My knowledge is far from encyclopedic on this issue, but off the tip of my brain, doesn't it seem like sports movies that end this way are pretty much DESIGNED to do so, so that whatever final game is shown is the "important" one, and anything else would have been laboring to tag on something unnecessary?
Like "Major League," you had the main plot, but they were also able, thoughout the course of the movie, to build the Yankees up into second-level antagonists without slowing down the pace. What's more satisfying: Paying off 90 minutes of the Yankees being the Indian's own personal El Guapo? Or tacking on additional games against teams with no "personality" and having to count on cut-aways to the owner's box in order to have an on-screen villian?

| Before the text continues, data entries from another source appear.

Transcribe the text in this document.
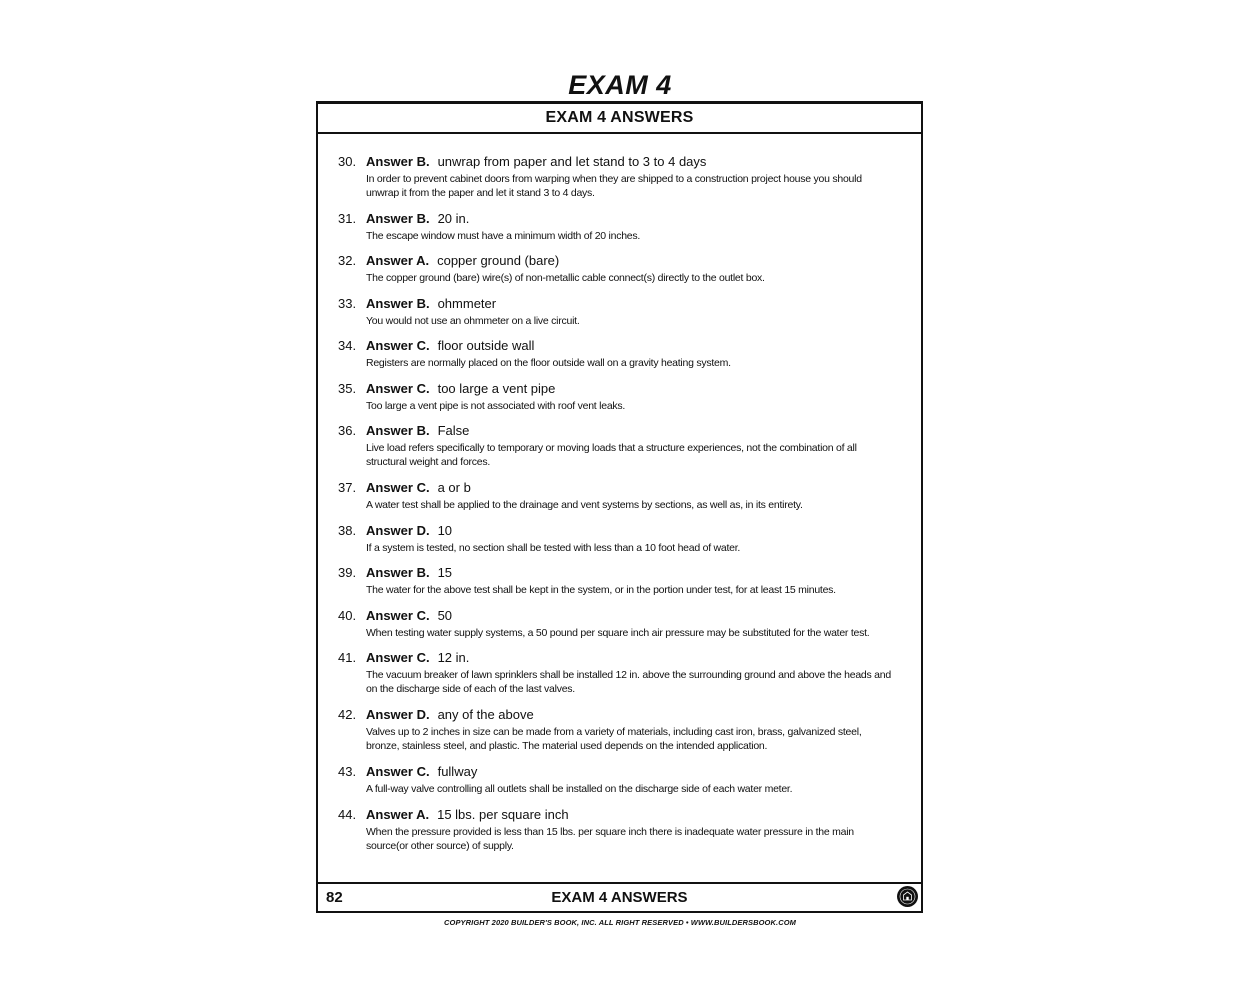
EXAM 4
EXAM 4 ANSWERS
30. Answer B. unwrap from paper and let stand to 3 to 4 days
In order to prevent cabinet doors from warping when they are shipped to a construction project house you should unwrap it from the paper and let it stand 3 to 4 days.
31. Answer B. 20 in.
The escape window must have a minimum width of 20 inches.
32. Answer A. copper ground (bare)
The copper ground (bare) wire(s) of non-metallic cable connect(s) directly to the outlet box.
33. Answer B. ohmmeter
You would not use an ohmmeter on a live circuit.
34. Answer C. floor outside wall
Registers are normally placed on the floor outside wall on a gravity heating system.
35. Answer C. too large a vent pipe
Too large a vent pipe is not associated with roof vent leaks.
36. Answer B. False
Live load refers specifically to temporary or moving loads that a structure experiences, not the combination of all structural weight and forces.
37. Answer C. a or b
A water test shall be applied to the drainage and vent systems by sections, as well as, in its entirety.
38. Answer D. 10
If a system is tested, no section shall be tested with less than a 10 foot head of water.
39. Answer B. 15
The water for the above test shall be kept in the system, or in the portion under test, for at least 15 minutes.
40. Answer C. 50
When testing water supply systems, a 50 pound per square inch air pressure may be substituted for the water test.
41. Answer C. 12 in.
The vacuum breaker of lawn sprinklers shall be installed 12 in. above the surrounding ground and above the heads and on the discharge side of each of the last valves.
42. Answer D. any of the above
Valves up to 2 inches in size can be made from a variety of materials, including cast iron, brass, galvanized steel, bronze, stainless steel, and plastic. The material used depends on the intended application.
43. Answer C. fullway
A full-way valve controlling all outlets shall be installed on the discharge side of each water meter.
44. Answer A. 15 lbs. per square inch
When the pressure provided is less than 15 lbs. per square inch there is inadequate water pressure in the main source(or other source) of supply.
82	EXAM 4 ANSWERS
COPYRIGHT 2020 BUILDER'S BOOK, INC. ALL RIGHT RESERVED • WWW.BUILDERSBOOK.COM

And also: "Miracle" was an awesome movie and all, but it's also 2 and a half hours long as it stands.... you're really telling me it would have benefitted from ANOTHER 20 minutes, just to chronicle an extra game against Luxemborg or whichever fifth-rate world power we had to beat AFTER the Russians? Never was there a wiser execution of the "gloss over the final tidbits and just go with the Animal-House-style freeze-frame captions" at the end of a movie, if you ask me....
Rick
PS: Worst Scene Ever is when the chick from "Saved by the Bell" suddenly busts out kung fu moves in "Showgirls" to beat up a bad guy and prove her toughness. A bunch of us armed with fake IDs showed up the see that dreck its opening weekend, and quickly became appaled at how unthinkably terrible it was. When we burst out laughing at the allegedly-dramatic turning point Kung Fu scene, we got "shushed" by most of the other people in the theatre, and decided to make "Showgirls" the only movie I have ever actually walked out on.
I am not sure if it was intentional, but I laughed out loud when Sheen hit the pavement in The Departed. Visually, it was actually rather comical.
Almost any scene with a kid in any movie. RedsFan75 mentioned Jurassic Park - there were so many awkward scenes with kids in that movie, especially the boy and Neill.
How about Con Air when the guys go after Nick Cages character in the alley. He's a Green Beret, and they go after him. Real smart fellas.
Another thing i could add is almost ALL car chase scenes. What a waste of time, IMO.